Él no responde. Sólo me mira… me mira… me mira y me pone histérica con su mirada.
—¿Va usted a hablar o pretende estar el resto del viaje mirándome?
—Mirarla es muy agradable, señorita Flores.
Maldigo y resoplo. ¿En qué embolado me he metido? Pero como no puedo callar ni debajo del agua,
le pregunto:
—¿A qué se debe esta cena?
—Me agrada su compañía.
—¿Y a cuento de qué viene la preguntita de si salgo con muchos hombres?
—Simple curiosidad.
—¿Curiosidad? —replico rascándome el cuello—. ¿Acaso un hombre como usted lleva una vida
monacal?
—No, señorita.
—Me alegra saberlo, porque yo tampoco.
—No se rasque el cuello, señorita Flores —me susurra, curvando sus labios—. Los ronchones…
Cansada de tanto formalismo y, más tras lo hablado, protesto. ¡De perdidos al río!

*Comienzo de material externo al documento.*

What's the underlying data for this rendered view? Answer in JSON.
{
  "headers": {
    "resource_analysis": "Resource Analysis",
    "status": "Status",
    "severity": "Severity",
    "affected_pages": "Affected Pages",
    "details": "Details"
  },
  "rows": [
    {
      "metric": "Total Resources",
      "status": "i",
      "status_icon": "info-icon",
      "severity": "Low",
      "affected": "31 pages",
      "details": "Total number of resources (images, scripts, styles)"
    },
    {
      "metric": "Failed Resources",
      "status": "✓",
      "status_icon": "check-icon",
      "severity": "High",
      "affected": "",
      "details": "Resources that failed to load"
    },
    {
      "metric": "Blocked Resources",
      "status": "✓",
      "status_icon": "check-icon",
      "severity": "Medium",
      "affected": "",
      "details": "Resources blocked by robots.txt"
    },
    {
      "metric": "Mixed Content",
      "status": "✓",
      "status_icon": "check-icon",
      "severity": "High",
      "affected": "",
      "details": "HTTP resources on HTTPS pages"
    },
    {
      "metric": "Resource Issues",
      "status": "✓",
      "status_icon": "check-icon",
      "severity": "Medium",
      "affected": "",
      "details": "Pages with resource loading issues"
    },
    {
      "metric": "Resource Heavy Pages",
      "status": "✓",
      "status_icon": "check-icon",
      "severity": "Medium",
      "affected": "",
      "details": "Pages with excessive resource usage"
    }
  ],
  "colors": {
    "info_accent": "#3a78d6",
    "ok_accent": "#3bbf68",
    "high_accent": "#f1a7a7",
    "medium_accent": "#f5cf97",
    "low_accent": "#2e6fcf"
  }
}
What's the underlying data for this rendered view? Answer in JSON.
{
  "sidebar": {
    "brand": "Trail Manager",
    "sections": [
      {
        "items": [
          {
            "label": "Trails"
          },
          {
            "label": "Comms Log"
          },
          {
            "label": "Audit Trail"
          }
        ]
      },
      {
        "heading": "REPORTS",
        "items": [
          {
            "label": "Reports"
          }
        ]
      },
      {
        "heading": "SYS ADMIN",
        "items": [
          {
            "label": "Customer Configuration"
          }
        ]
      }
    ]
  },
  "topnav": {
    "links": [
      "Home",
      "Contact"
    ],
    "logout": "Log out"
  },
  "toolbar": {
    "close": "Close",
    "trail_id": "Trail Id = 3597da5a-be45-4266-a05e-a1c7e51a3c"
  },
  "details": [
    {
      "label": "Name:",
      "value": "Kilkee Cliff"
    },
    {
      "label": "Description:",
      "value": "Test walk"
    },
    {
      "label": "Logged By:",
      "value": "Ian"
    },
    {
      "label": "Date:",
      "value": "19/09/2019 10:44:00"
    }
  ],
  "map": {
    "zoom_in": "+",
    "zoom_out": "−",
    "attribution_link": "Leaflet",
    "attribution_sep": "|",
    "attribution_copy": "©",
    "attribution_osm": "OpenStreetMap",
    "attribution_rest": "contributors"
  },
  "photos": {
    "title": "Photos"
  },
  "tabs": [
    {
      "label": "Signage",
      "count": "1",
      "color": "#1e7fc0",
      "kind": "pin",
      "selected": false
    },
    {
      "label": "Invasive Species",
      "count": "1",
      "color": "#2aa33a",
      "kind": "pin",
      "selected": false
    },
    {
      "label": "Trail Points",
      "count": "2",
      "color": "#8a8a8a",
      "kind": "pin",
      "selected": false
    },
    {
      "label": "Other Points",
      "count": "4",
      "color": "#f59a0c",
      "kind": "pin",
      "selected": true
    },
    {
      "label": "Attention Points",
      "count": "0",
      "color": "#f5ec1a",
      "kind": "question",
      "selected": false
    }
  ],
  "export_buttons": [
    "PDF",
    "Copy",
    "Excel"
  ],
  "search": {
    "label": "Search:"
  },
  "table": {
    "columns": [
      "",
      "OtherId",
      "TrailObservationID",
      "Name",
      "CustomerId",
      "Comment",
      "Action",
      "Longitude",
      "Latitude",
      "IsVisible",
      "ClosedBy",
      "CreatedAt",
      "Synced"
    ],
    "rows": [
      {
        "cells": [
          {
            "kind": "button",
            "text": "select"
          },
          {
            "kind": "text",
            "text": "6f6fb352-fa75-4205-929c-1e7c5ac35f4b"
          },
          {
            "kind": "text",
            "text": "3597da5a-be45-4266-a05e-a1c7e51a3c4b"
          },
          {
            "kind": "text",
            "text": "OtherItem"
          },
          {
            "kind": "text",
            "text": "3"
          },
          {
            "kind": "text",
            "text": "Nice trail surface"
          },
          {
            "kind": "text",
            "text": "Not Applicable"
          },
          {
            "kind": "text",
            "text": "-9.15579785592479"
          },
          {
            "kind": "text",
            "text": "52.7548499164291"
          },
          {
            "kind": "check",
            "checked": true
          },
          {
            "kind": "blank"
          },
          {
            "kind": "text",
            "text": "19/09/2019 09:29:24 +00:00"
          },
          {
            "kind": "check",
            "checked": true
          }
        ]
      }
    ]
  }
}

—Por favor… Llámeme Judith o Jud. Dejemos los formalismos para el horario de oficina. Vale,
usted es mi jefe y yo le debo un respeto por ello, pero me incomoda cenar con alguien que continuamente
se dirige a mí por mi apellido.
Asiente. Parece que mis palabras le han gustado. Sus labios me lanzan una sonrisa y su cara se acerca
a la mía.
—Me parece perfecto, siempre y cuando usted a mí me llame Eric —susurra—. Es incómodo y muy
impersonal cenar con una mujer que me llama por mi apellido.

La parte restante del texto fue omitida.